Headline.co.id, Jakarta ~ Direktur Jenderal Bina Administrasi Kewilayahan Kementerian Dalam Negeri, Safrizal Zakaria Ali, menegaskan bahwa Pemerintah Indonesia berkomitmen untuk menemukan solusi terbaik dalam penyediaan listrik bagi masyarakat Wutung, Papua Nugini. Langkah ini diambil tidak hanya dengan mempertimbangkan aspek ekonomi, tetapi juga untuk menjaga dan memperkuat hubungan strategis kedua negara di wilayah perbatasan.
Pernyataan tersebut disampaikan oleh Safrizal dalam forum Konsultasi Bilateral Menteri Dalam Negeri Republik Indonesia dan Menteri Pariwisata, Seni, dan Budaya Negara Independen Papua Nugini yang berlangsung di Jakarta pada Kamis, 16 Juli 2026. “Kami berupaya agar pasokan listrik ini tidak hanya menguntungkan secara ekonomi, tetapi juga memperkuat hubungan bilateral,” ujar Safrizal dalam keterangannya di Jakarta, Sabtu, 18 Juli 2026.

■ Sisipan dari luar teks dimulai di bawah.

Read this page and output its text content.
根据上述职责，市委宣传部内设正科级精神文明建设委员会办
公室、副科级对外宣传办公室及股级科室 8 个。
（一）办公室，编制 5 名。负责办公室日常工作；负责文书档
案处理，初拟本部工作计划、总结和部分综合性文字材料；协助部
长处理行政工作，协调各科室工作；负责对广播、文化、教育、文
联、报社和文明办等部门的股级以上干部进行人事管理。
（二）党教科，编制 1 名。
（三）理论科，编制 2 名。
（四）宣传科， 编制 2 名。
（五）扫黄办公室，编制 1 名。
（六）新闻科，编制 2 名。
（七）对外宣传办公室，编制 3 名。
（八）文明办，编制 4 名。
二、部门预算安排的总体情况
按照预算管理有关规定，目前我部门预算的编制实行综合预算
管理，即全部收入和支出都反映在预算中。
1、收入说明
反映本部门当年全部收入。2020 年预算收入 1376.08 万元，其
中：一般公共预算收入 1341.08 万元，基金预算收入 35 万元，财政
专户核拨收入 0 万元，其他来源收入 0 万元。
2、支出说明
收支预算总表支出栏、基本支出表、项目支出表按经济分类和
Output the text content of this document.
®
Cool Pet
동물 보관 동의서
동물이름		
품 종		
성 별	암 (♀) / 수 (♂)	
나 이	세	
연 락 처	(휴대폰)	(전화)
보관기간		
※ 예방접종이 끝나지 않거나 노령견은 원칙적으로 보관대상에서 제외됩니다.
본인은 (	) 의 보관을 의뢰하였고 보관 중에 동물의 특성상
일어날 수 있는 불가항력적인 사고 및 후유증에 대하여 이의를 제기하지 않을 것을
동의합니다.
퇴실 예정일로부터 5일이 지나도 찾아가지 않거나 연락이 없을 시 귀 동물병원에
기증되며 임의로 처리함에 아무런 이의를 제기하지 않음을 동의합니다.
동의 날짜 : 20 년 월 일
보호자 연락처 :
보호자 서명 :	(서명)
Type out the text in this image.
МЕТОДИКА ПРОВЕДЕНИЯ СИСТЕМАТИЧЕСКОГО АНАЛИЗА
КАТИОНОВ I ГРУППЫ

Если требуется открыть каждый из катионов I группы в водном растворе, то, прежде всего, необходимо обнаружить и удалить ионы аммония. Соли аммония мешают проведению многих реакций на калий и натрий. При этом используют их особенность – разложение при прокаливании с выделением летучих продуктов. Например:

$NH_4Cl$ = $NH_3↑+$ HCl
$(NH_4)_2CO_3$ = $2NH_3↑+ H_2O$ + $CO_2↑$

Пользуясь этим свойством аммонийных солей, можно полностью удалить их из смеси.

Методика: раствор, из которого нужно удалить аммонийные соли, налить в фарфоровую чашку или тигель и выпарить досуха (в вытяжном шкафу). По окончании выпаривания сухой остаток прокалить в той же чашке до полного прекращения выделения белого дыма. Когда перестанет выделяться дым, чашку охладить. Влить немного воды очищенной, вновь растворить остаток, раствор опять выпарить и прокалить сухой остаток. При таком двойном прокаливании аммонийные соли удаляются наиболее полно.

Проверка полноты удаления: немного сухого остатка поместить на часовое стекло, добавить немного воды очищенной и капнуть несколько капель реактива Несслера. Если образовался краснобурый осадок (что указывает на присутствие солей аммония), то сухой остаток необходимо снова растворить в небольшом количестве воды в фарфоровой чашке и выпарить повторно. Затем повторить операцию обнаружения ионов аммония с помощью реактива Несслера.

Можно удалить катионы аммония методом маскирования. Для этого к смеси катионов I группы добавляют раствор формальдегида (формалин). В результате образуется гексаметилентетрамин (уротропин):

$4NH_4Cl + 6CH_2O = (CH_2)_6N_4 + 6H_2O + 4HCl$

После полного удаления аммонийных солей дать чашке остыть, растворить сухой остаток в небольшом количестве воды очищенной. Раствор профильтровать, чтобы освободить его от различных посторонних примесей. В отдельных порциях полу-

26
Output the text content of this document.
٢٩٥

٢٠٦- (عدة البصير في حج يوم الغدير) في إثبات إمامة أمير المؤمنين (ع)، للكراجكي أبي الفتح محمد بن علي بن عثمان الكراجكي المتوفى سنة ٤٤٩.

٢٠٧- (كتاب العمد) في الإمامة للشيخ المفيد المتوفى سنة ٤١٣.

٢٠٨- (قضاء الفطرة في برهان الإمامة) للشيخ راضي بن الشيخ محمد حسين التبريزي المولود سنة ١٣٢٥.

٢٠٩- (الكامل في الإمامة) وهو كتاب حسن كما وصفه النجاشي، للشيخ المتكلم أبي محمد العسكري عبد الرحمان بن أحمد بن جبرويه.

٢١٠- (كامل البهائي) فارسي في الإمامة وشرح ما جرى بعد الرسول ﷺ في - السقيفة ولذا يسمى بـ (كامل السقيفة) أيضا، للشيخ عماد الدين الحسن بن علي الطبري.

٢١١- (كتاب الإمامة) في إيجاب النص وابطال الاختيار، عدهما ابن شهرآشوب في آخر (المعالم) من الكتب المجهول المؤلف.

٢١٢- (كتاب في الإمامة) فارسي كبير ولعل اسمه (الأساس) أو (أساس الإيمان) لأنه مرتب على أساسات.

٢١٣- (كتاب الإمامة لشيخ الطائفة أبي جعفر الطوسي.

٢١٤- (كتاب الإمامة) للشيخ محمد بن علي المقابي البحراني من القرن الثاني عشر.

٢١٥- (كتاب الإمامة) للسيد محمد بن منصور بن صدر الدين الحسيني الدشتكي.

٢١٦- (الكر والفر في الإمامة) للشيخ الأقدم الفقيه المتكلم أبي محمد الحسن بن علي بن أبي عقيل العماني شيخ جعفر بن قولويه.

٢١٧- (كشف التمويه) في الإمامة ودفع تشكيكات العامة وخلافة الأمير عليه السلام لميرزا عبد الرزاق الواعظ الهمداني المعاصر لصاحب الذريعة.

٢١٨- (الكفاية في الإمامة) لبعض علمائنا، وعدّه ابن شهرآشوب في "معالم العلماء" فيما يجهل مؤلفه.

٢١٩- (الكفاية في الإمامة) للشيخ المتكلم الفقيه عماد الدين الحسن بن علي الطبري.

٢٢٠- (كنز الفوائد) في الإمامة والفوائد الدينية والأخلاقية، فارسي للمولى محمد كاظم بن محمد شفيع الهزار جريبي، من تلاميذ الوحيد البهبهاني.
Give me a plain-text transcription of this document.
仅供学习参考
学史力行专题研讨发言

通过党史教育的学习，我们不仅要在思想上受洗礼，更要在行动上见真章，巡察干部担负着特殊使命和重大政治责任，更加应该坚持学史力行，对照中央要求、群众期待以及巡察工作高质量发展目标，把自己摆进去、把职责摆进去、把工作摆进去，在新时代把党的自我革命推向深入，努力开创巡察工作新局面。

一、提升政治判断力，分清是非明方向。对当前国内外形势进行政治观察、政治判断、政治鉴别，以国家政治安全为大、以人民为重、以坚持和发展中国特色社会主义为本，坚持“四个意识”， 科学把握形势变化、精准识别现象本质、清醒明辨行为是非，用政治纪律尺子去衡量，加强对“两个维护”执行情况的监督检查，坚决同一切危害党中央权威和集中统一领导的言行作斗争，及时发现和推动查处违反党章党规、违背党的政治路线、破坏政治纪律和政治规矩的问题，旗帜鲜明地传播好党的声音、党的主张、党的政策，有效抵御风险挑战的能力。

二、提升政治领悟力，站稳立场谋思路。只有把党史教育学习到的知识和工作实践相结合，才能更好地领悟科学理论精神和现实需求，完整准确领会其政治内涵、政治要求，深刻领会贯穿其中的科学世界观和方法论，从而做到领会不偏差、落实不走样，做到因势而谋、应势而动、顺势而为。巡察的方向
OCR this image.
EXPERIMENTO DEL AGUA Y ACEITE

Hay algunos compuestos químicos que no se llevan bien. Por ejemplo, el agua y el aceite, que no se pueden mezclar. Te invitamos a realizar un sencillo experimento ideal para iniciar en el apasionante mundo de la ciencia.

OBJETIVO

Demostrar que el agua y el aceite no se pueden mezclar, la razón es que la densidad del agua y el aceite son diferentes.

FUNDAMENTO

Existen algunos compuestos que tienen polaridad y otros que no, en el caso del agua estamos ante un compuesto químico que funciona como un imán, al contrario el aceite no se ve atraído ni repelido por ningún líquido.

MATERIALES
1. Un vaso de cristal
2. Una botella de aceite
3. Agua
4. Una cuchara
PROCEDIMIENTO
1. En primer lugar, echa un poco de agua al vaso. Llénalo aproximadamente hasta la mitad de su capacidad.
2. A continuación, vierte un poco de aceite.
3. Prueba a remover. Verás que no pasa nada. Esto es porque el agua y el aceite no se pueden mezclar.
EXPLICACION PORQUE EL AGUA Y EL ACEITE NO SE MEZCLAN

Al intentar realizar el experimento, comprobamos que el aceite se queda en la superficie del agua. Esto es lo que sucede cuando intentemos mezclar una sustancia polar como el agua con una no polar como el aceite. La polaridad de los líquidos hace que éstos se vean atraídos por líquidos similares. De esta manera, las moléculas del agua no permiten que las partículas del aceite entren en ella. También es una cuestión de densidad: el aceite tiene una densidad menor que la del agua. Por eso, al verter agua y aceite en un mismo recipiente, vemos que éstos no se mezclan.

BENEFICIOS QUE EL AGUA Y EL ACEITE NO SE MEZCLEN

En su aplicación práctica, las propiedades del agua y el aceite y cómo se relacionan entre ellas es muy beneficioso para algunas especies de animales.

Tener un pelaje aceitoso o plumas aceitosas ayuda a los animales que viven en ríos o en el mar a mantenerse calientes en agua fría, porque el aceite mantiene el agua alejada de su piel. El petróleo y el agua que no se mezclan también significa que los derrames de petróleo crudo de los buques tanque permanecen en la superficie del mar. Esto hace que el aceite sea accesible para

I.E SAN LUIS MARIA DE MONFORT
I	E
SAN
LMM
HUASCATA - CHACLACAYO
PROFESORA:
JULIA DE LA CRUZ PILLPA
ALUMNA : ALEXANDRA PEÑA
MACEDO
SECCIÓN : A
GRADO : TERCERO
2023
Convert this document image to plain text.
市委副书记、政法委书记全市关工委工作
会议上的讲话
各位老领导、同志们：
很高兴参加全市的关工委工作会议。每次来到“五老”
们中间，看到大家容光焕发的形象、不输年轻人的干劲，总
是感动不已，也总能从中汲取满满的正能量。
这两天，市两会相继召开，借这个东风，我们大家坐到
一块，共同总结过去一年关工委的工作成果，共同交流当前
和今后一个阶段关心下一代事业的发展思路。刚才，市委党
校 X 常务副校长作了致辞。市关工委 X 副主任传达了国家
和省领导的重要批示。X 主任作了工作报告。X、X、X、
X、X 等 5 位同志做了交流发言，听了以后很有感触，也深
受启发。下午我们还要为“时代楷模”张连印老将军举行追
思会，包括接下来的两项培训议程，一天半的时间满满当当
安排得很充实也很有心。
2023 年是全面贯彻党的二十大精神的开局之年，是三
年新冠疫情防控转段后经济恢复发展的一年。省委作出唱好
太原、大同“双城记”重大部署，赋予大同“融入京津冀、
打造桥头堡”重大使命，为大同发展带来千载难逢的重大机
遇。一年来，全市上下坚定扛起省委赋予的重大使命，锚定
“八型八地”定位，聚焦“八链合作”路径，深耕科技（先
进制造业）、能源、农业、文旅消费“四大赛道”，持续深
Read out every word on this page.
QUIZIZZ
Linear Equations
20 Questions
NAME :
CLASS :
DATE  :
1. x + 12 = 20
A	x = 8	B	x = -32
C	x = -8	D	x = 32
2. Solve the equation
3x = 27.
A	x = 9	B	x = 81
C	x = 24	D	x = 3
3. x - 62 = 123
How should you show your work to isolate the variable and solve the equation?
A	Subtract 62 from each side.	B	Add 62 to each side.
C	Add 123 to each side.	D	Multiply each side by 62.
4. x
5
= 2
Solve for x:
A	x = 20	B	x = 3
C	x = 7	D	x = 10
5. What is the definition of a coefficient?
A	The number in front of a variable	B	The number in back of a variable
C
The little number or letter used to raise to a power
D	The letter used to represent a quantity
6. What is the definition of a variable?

Pada tahun 2024, kedua pihak sebenarnya telah menyepakati tarif sebesar 20 sen dolar AS per kilowatt melalui skema hibah dari Pemerintah Indonesia untuk menutup selisih biaya. Namun, implementasi kesepakatan ini sempat tertunda karena adanya usulan penyesuaian tarif baru dari pihak Papua Nugini agar harga listrik dapat lebih terjangkau bagi masyarakat setempat.
Pihak Papua Nugini menilai bahwa listrik yang terjangkau akan memberikan dampak sosial dan ekonomi yang signifikan bagi masyarakat di kedua sisi perbatasan. Selain itu, pengembangan kawasan perbatasan ini tidak hanya berfokus pada sektor energi kelistrikan. Badan Nasional Pengelola Perbatasan (BNPP) RI yang turut mengawal program ini telah merancang pembangunan berbagai fasilitas penunjang terintegrasi. “Kami juga mempersiapkan infrastruktur lain untuk mendukung kawasan perbatasan,” kata Safrizal.
Pembahasan lebih lanjut mengenai finalisasi Nota Kesepahaman (MoU) ini dijadwalkan akan dibahas dalam agenda Joint Border Committee (JBC) berikutnya pada Oktober 2026. Pertemuan tingkat menteri tersebut juga dihadiri oleh Delegasi Papua Nugini serta Asisten Deputi Infrastruktur Fisik BNPP RI, Amrullah M. Ridha, sebagai bentuk dukungan penuh pemerintah terhadap percepatan pembangunan kawasan perbatasan secara nyata.